Every conversation around quantum computing and its potential to revolutionize industries eventually circles back to two questions: When will it outpace classical computers and where will it be applicable first?
For IonQ Inc. President and CEO Peter Chapman, the former question’s answer is complicated. But he thinks he may have an answer about the latter. 
That’s because IonQ (NYSE: IONQ) is seeing promise in quantum computing’s application to machine learning (ML) and how it can outpace current, often referred to as “classical,” computers, Chapman said Wednesday at the University of Maryland’s first Quantum Investment Summit.
“We put in our investor deck that we thought by 2023 that machine learning would start to be the first kind of thing to fall for quantum computers. But just recently, in these last nine months our so, we’ve been doing quite a bit of machine learning,” said Chapman, whose College Park company just began trading Oct. 1 on the public markets. “We’ve now seen in three areas where we can beat the best classical result in machine learning, even though the quantum computers themselves are not more powerful than the best classical systems.”  
Machine learning, effectively seen as a subset of artificial intelligence, uses algorithms to analyze various data sets and model possible predictive outcomes, such as when an email account offers autocomplete features to predict the next word in a message that a user is composing. 
Related: Read our cover story on the D.C. region’s growing quantum computing industry — and why it matters
Such ML automation tools have been in hot demand, both in the private and public sectors. But due to the prohibitive expense of training machine-learning models, companies aren’t able to update them fast enough to incorporate new developments, like the Covid pandemic, into their algorithmic predictions, Chapman said.
But with the potential gains made by quantum computers, the cost of training a machine-learning model drops and its possible returns grow.

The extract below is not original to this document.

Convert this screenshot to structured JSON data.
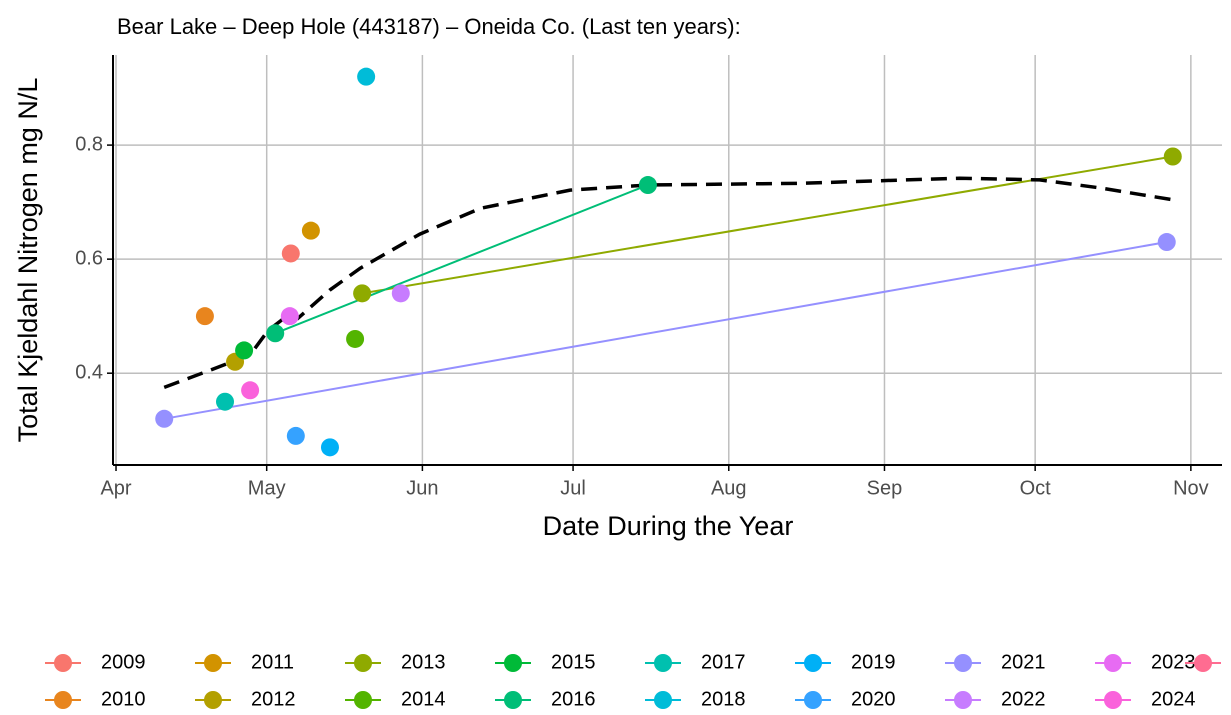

“In the classical, [graphics processing unit]-based system, it took 20,000 iterations to create the model. But with a quantum version of it, we did it with only 26 iterations,” Chapman said. “If you can train the model in a thousand times fewer iterations, that means a bunch of things. One, that means we can create bigger machine learning models. Two, it looks like we can create better ones, and three, the cost of those things can come down.” 

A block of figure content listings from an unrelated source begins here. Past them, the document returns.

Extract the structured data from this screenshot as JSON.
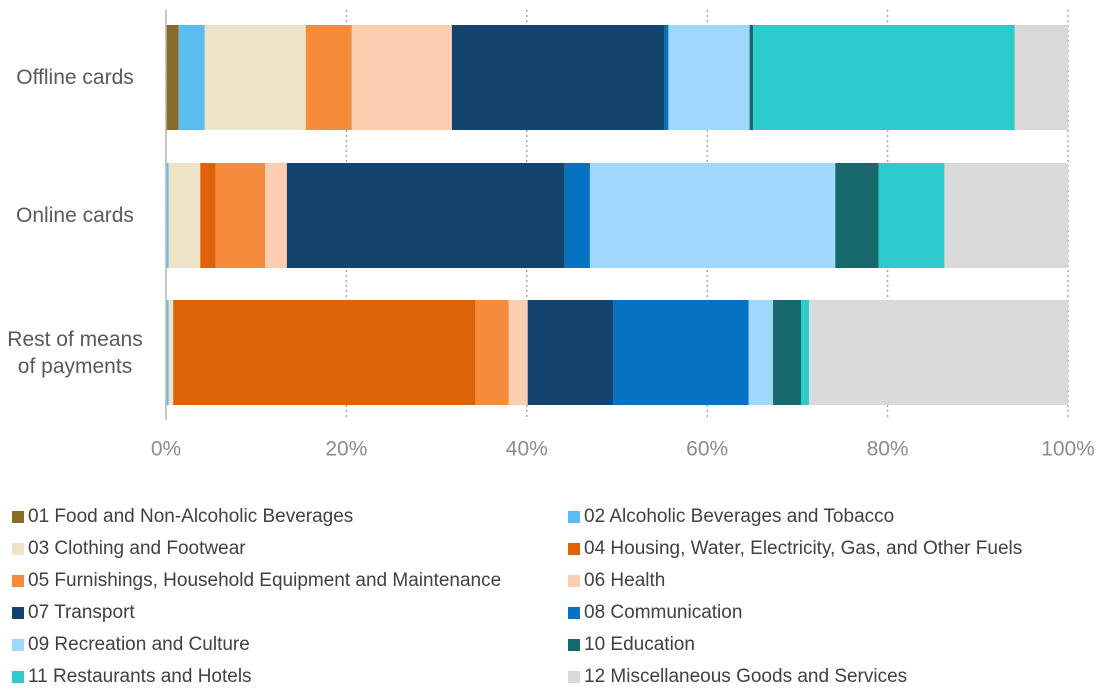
{
  "chart_data": {
    "type": "stacked_barh",
    "categories": [
      "Offline cards",
      "Online cards",
      "Rest of means of payments"
    ],
    "series": [
      {
        "name": "01 Food and Non-Alcoholic Beverages",
        "color": "#876b26",
        "values": [
          1.4,
          0,
          0
        ]
      },
      {
        "name": "02 Alcoholic Beverages and Tobacco",
        "color": "#5bbcf0",
        "values": [
          2.9,
          0.3,
          0.3
        ]
      },
      {
        "name": "03 Clothing and Footwear",
        "color": "#ede3c8",
        "values": [
          11.2,
          3.5,
          0.5
        ]
      },
      {
        "name": "04 Housing, Water, Electricity, Gas, and Other Fuels",
        "color": "#dd620a",
        "values": [
          0,
          1.7,
          33.5
        ]
      },
      {
        "name": "05 Furnishings, Household Equipment and Maintenance",
        "color": "#f68b3c",
        "values": [
          5.1,
          5.5,
          3.7
        ]
      },
      {
        "name": "06 Health",
        "color": "#fdcdb0",
        "values": [
          11.1,
          2.4,
          2.1
        ]
      },
      {
        "name": "07 Transport",
        "color": "#12446e",
        "values": [
          23.6,
          30.8,
          9.5
        ]
      },
      {
        "name": "08 Communication",
        "color": "#0672c2",
        "values": [
          0.4,
          2.8,
          15.0
        ]
      },
      {
        "name": "09 Recreation and Culture",
        "color": "#9fd8fb",
        "values": [
          9.0,
          27.2,
          2.7
        ]
      },
      {
        "name": "10 Education",
        "color": "#17686a",
        "values": [
          0.4,
          4.8,
          3.1
        ]
      },
      {
        "name": "11 Restaurants and Hotels",
        "color": "#2dcbcb",
        "values": [
          29.0,
          7.3,
          0.9
        ]
      },
      {
        "name": "12 Miscellaneous Goods and Services",
        "color": "#d9d9d9",
        "values": [
          5.9,
          13.7,
          28.7
        ]
      }
    ],
    "xlim": [
      0,
      100
    ],
    "xticks": [
      {
        "value": 0,
        "label": "0%"
      },
      {
        "value": 20,
        "label": "20%"
      },
      {
        "value": 40,
        "label": "40%"
      },
      {
        "value": 60,
        "label": "60%"
      },
      {
        "value": 80,
        "label": "80%"
      },
      {
        "value": 100,
        "label": "100%"
      }
    ],
    "grid": true
  }
}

Chapman went on to note that with quantum-powered machine learning, companies across various industries and sizes could capitalize on the automated technology, instead of just the largest firms like Amazon.com Inc. (NASDAQ: AMZN) or Alphabet Inc. (NASDAQ: GOOG).

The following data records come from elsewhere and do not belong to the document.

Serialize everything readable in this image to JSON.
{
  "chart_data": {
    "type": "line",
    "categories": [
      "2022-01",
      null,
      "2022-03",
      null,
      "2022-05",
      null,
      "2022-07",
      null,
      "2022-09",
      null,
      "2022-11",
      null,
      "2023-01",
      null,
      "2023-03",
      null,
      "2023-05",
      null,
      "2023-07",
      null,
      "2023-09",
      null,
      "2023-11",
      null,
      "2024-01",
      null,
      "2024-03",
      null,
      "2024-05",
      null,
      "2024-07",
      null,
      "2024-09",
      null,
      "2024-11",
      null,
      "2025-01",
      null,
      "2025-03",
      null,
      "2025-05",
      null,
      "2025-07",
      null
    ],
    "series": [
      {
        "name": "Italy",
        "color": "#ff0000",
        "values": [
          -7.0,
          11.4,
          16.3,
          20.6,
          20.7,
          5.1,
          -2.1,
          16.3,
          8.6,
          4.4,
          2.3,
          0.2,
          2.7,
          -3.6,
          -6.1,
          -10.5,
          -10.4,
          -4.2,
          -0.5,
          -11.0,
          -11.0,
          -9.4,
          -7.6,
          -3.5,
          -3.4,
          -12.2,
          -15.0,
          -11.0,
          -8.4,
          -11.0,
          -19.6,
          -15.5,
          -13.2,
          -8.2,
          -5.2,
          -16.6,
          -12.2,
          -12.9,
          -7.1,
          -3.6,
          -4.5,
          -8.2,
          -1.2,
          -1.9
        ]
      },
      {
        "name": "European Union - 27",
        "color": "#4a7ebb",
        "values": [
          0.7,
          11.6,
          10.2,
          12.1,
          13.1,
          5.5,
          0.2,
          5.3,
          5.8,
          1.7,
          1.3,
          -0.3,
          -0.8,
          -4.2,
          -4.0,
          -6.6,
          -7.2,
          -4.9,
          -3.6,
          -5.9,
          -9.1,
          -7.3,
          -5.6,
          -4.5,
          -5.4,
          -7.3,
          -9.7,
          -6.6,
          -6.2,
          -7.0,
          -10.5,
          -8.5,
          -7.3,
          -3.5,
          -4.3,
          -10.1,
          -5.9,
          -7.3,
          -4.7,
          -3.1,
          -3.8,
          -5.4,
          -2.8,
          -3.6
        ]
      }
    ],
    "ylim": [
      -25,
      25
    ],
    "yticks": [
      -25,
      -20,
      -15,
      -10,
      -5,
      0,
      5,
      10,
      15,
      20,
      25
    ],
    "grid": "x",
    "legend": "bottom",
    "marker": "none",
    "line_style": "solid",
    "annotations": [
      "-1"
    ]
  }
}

To that end, IonQ has already struck a partnership with Fidelity Center for Applied Technology (FCAT) — Fidelity Investments Inc.’s technology research & development lab — to author research on how quantum computers can outperform classical ones in producing high-quality data for testing financial models
The company has also done research with General Electric Co.’s (NYSE: GE) GE Research exploring quantum applications for risk analysis and the Goldman Sachs Group Inc. (NYSE: GS) on how to apply the technology to Monte Carlo simulations, or computerized models used to predict various outcomes across such areas as finance or supply chains. 
Chapman said the application doesn’t represent the oft-discussed barrier of quantum advantage — the theoretical moment when quantum computers can solve mathematical problems that classical ones can’t — but it does present an opportunity for quantum to augment the capabilities currently in the market. 
“The customer, at the end of the day, doesn’t care about quantum supremacy or quantum advantage or anything else,” he said. “All they know is they have a trading algorithm, they’ve been working on that trading algorithm for 20 years to get it to be the best that it can, and some young pups show up with a quantum algorithm and manage six months later to beat that algorithm.”